Gavin and I checked the route before the actual walk and I soon learnt that the levels may be flat but they are certainly not featureless, the hedges, foot bridges, stiles, grips, ditches and reens were small but important landscape features and all played a part in how the land was and is still managed.
On the day of the walk we all met at the RSPB centre, there were about 25 taking part with Gavin leading, Rhiannon and myself ‘back marking’ to make sure that there were no stragglers, that gates were closed and
any road crossings controlled. Another volunteer,( Jeremy White) also came along to explain about the east Usk Lighthouse. From the centre the walk went through the Nature Reserve to the lighthouse and then returned to pass the Centre and then following footpaths over the small fields, bounded by hedges and water filled ditches, to the Church of St Mary’s, at Nash.
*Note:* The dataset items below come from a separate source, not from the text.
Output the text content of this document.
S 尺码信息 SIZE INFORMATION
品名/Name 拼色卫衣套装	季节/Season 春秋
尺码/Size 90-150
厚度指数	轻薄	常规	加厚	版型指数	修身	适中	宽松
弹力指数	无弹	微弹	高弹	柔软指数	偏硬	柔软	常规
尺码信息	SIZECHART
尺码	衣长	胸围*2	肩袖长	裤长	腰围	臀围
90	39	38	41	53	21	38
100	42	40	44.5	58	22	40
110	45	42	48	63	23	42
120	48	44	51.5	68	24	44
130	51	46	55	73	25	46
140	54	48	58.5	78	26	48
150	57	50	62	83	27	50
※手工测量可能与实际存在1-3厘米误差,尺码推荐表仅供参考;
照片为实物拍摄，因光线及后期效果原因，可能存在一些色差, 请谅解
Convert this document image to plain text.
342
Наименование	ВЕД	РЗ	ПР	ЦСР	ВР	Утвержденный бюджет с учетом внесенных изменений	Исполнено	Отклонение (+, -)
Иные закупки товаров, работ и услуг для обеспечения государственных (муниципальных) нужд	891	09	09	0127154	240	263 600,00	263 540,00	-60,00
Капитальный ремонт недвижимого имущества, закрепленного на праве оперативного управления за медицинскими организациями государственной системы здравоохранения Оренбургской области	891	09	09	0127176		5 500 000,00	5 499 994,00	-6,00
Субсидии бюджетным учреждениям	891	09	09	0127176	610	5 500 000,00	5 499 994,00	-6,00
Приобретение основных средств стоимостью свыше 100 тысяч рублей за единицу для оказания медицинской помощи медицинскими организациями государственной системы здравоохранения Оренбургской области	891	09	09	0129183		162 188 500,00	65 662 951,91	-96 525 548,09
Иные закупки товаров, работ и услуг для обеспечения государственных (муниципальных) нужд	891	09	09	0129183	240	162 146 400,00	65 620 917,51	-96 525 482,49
This was a revelation, with a mark showing the height of the Great Flood (or was it a Tsunami) of 1607, its leper window, Mass dial and its box pews. From the church
we carried on over farmland and then passed through an industrial area to the banks of the Usk all the time heading for the Transporter Bridge.
The Bridge again holds childhood memories for me as I frequently travelled on the gondola with my parents. My father often told me that when he was a teenager you could pay threepence to walk over the Usk on the bridges walkway. At the bridge we had a choice of either crossing the river on the gondola or crossing over on the gantry walkway linking the bridge towers.
The walk to the bridge may have been flat but the climb to the gantry certainly wasn’t. Our legs were aching, we were breathless and it was very breezy when we got to the top. But the view over the city, the docks and the Usk, towards Cardiff and up to the distinctive ‘pimple’ which distinguishes the iron age hillfort of Twmbarlwm certainly made it very worthwhile.
I have helped on this walk twice now and would have done so again this April if it had not been postponed due to the Lockdown. On both occasions I have seen the walkers I helped ‘look after’ see the Levels, their history and their importance to the biodiversity of south east Wales in a new light. I am certainly looking forward to helping on this walk again.